A large part of my agenda is to use all these ideas on applied work, computation, tractability, hierarchies and more to write the history of various applied fields (a project I initiated thanks to an INET grant). “Economic fields” largely define economists’ identity, or the structure of specific economic literature, but there are still hardly historicized. My case studies include the rise (and fall?) of urban economics in the wake of the 1960s urban upheaval (with Anthony Rebours, draft here), the transformation of Musgrave’s public finance into modern public economics (in progress), the transformation of environmental economics as applied welfare and how differently generalist vs specialized economists have framed nature since the 1960s (in progress), how market design was shaped by computational constraints and affordances (in progress), how collective decision became a fringe topic in economics (pub // draft, joint with Jean-Baptiste Fleury), and the history of macroeconomic theory (paper with Aurélien Saïdi) and macroeconometric modeling (draft // paper with Roger Backhouse).

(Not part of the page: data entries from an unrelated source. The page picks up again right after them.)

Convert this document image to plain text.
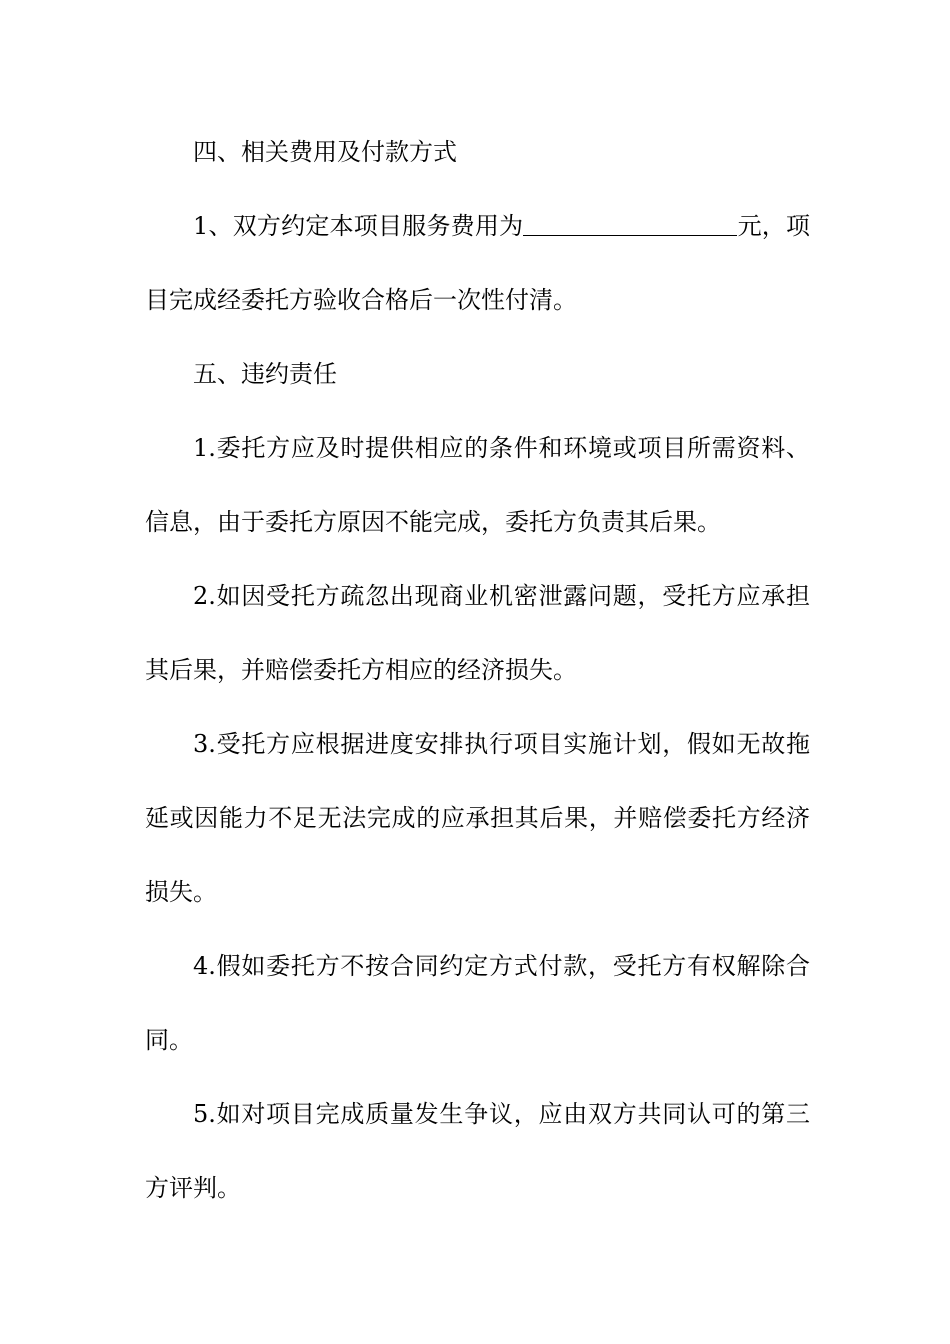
四、相关费用及付款方式

1、双方约定本项目服务费用为	元，项目完成经委托方验收合格后一次性付清。

五、违约责任

1.委托方应及时提供相应的条件和环境或项目所需资料、信息，由于委托方原因不能完成，委托方负责其后果。

2.如因受托方疏忽出现商业机密泄露问题，受托方应承担其后果，并赔偿委托方相应的经济损失。

3.受托方应根据进度安排执行项目实施计划，假如无故拖延或因能力不足无法完成的应承担其后果，并赔偿委托方经济损失。

4.假如委托方不按合同约定方式付款，受托方有权解除合同。

5.如对项目完成质量发生争议，应由双方共同认可的第三方评判。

Macroeconomics, which I approach foremost as an applied endeavour, is a challenging playground, one in need of richer narratives. I researched the development of heterogeneous agent models in macroeconomics since the 1970 with Pedro Duarte and Aurélien Saidi (published paper), as well as the development of software in macro with the later and Francesco Sergi (contact me for paper on Dynare). I am also interested in how economic analysis is nurtured and applied within central banks. I have worked on the development of the FRB macroeconomics model at the Fed with Juan Acosta ( draft // published), and I have investigated the status and place of economic research at the Bank of England with François Claveau, Clement Fontan, Aurélien Goutsmedt and Francesco Sergi (this project was funded by an ERC/Rebuilding Macroeconomics grant. Paper is here)
Economists’ applied identity is often embedded in specific places. I have thus examined the development of economics at MIT (paper // draft), the relationships between economics, engineering at the University of Stanford (with Aurélien Saïdi, draft // published paper). I’m now working on the various species of applied economics developed at the University of Minnesota in the 1970s and 1980s.
A final (but central) line of research fueled by my focus on the rise of applied economics has been to study whether those transformations have shifted the status and representation of women in economics : with John Singleton and Cleo Chassonery-Zaïgouche, I have written a history of the CSWEP. I’ve also written on how an economists as central to economics’ identity as Paul Samuelson have approached gender discrimination, both in the economy as a topic of study, and in his professional entourage (draft // paper). I’m currently interested in how credit dynamics and the changing status of computer-associated work have contributed to make women economists invisible. For the moment, my attempts are focused on writing, not so much on women economists, but on the absence of women in some part of the history of economics.